Annetje llegó en ese momento con los cuencos de café. Hannah aspiró su aroma y la perspectiva de beber le hizo salivar. Más que el sabor, lo que le gustaba era la forma en que le hacía sentirse. De haber sido ella estudiosa, habría podido desentrañar cualquier punto de una ley. De haber sido mercader, hubiera superado en arrojo a cualquier hombre en la Bolsa. En aquel momento, se llevó de nuevo el cuenco a los labios y probó aquella deliciosa amargura que invariablemente llevaba su pensamiento a Miguel. Este es el sabor de Miguel, dijo entre sí: amargo y acogedor.

Hannah esperó a que Annetje, que lanzó toda suerte de miradas de connivencia, saliera antes de volver a hablar.

– ¿Puedo preguntar qué ha sucedido entre vos y el Consejo?

Miguel abrió la boca sorprendido, como si hubiera dicho cosa prohibida, pero también pareció complacido. Acaso su descaro le resultara excitante. ¿Cuánto descaro debiera mostrar?

– No ha sido nada importante. Se me ha interrogado sobre conocidos de los negocios. En el Consejo hay a quien no agrada la gente con quien hago tratos, de modo que me han impuesto este cherem de un día como amonestación. Demasiadas preguntas viniendo de tan bella mujer.

Hannah volvió el rostro para que él no viera el rubor que cubría sus rasgos.

– ¿Acaso sugerís que una mujer no debiera hacer tales preguntas?

– En modo alguno.

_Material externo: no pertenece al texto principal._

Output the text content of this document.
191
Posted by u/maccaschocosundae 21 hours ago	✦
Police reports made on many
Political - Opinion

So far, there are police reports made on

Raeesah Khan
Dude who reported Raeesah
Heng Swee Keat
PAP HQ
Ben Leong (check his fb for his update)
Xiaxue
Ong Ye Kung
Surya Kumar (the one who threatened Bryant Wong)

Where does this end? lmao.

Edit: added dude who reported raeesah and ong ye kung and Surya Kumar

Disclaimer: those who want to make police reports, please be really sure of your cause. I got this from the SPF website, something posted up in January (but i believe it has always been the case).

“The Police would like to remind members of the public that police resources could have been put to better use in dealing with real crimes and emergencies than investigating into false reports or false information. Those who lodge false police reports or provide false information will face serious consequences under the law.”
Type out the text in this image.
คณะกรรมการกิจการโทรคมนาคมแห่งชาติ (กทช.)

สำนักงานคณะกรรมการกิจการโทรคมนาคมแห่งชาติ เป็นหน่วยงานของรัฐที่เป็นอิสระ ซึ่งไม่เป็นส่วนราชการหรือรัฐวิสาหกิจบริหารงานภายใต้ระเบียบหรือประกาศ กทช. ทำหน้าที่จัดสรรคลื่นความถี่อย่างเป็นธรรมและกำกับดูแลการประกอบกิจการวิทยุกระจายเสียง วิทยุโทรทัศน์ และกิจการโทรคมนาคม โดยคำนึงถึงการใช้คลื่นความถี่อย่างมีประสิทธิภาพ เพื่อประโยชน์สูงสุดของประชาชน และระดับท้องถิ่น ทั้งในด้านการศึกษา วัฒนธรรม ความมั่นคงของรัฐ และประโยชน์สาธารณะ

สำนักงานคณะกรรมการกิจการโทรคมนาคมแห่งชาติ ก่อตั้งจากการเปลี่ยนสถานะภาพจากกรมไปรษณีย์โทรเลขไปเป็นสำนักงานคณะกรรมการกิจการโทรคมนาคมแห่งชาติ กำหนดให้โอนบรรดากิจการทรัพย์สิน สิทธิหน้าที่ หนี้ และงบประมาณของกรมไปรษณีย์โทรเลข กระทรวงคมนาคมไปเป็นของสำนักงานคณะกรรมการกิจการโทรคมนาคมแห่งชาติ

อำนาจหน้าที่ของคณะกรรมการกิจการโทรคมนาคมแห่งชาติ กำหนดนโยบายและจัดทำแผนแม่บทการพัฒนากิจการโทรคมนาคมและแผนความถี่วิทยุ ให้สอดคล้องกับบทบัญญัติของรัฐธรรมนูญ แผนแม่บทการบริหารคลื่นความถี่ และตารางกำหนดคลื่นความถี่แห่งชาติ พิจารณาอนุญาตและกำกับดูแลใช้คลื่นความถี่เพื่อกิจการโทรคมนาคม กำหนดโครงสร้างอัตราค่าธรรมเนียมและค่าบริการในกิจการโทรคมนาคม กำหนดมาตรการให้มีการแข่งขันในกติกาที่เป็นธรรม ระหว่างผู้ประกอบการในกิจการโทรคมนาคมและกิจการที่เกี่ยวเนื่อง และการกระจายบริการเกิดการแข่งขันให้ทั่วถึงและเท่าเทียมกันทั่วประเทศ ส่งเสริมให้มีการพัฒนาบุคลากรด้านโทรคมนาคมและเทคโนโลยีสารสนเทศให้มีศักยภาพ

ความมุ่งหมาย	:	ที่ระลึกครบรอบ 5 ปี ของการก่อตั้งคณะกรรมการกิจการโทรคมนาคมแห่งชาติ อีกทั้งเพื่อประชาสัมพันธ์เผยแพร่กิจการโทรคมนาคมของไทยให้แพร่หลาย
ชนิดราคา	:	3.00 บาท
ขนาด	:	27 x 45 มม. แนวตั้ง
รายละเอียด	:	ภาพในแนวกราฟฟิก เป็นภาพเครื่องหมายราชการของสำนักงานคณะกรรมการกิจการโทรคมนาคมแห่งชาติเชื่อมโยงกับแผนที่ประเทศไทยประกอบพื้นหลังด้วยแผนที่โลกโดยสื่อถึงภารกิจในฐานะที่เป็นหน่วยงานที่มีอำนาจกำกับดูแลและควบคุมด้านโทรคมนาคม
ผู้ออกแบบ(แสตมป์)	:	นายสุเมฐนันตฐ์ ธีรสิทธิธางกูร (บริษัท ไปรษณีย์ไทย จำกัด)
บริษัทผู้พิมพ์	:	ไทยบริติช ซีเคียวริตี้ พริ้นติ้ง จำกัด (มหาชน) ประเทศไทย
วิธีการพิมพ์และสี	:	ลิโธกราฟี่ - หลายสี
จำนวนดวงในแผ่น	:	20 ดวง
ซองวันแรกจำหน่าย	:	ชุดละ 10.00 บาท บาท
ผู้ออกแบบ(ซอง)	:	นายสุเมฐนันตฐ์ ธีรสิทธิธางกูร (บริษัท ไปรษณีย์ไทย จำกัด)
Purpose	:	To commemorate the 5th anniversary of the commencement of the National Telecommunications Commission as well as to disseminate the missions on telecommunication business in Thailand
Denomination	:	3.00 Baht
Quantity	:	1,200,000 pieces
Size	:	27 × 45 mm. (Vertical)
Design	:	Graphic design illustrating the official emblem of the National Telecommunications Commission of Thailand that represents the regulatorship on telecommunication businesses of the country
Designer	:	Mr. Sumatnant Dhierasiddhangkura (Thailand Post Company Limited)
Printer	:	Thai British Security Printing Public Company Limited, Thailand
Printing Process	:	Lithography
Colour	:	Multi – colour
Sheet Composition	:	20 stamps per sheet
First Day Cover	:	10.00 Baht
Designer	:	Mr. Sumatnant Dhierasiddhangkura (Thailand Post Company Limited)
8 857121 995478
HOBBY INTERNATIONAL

Me deleita la curiosidad en la mujer.

– Acaso -sugirió ella- os deleitáis en la curiosidad de la mujer de igual forma que os deleitáis en desafiar al Consejo.

Miguel sonrió cordialmente.

– Puede que tengáis razón, senhora. Jamás me he preocupado por la autoridad y me complace desafiarla… ya se trate de la autoridad de un marido, o del ma'amad.

Hannah sintió que se sonrojaba de nuevo, pero esta vez sostuvo su mirada.

– Cuando estuvisteis casado, ¿os gustaba que vuestra esposa os desafiara?

A Miguel le dio risa.

– Las más de las veces -dijo-. Si he de ser sincero, soy hombre tan dado a ceder ante la autoridad como cualquier otro. Lo que no es razón para que no cuestione las cosas. De no haber pensado esto, acaso hubiera seguido el ejemplo de mi padre y nunca hubiera estudiado los caminos de nuestra raza, pues eso es lo que más admiro de las enseñanzas de los rabinos. Todo debe cuestionarse y discutirse, mirarse desde todos los ángulos posibles, examinarse y verse a la luz. Los parnassim y hombres como… bueno, muchos hombres que conozco olvidan esto. Quieren ver las cosas como siempre las han visto y jamás preguntan si podría ser de otra forma.

– ¿Y es vuestro aprecio por desafiar las cosas la razón por la que se os convocó ante el ma'amad ? Mi esposo dice que profanasteis la Ley.

– Según lo veo yo, senhora, está la Ley y está la costumbre, la cual la mayoría de las veces no es sino fábula. En tanto que diga a los parnassim lo que desean oír, todo irá bien.

– ¿Y qué quieren oír? -preguntó Hannah, permitiéndose la más leve de las sonrisas-. ¿Les habéis mentido?

Él rió.

– Solo un poco. No desean oír mentiras importantes.

– ¿Pero acaso mentir no es pecado?

– Os burláis de mí, senhora. Es pecado, sí, pero de naturaleza insignificante. El hombre de negocios miente continuamente. Miente para hacer tratos que lo beneficien o para propiciar unas circunstancias que le beneficien. Un hombre puede mentir para que parezca en mejor posición de la que está o peor, depende de sus objetivos. Ninguno de estos casos es igual que mentir de una forma que pueda hacer daño a otro. Estas mentiras son solo las reglas de los negocios, y esas reglas sin duda valen también cuando se trata con el ma'amad.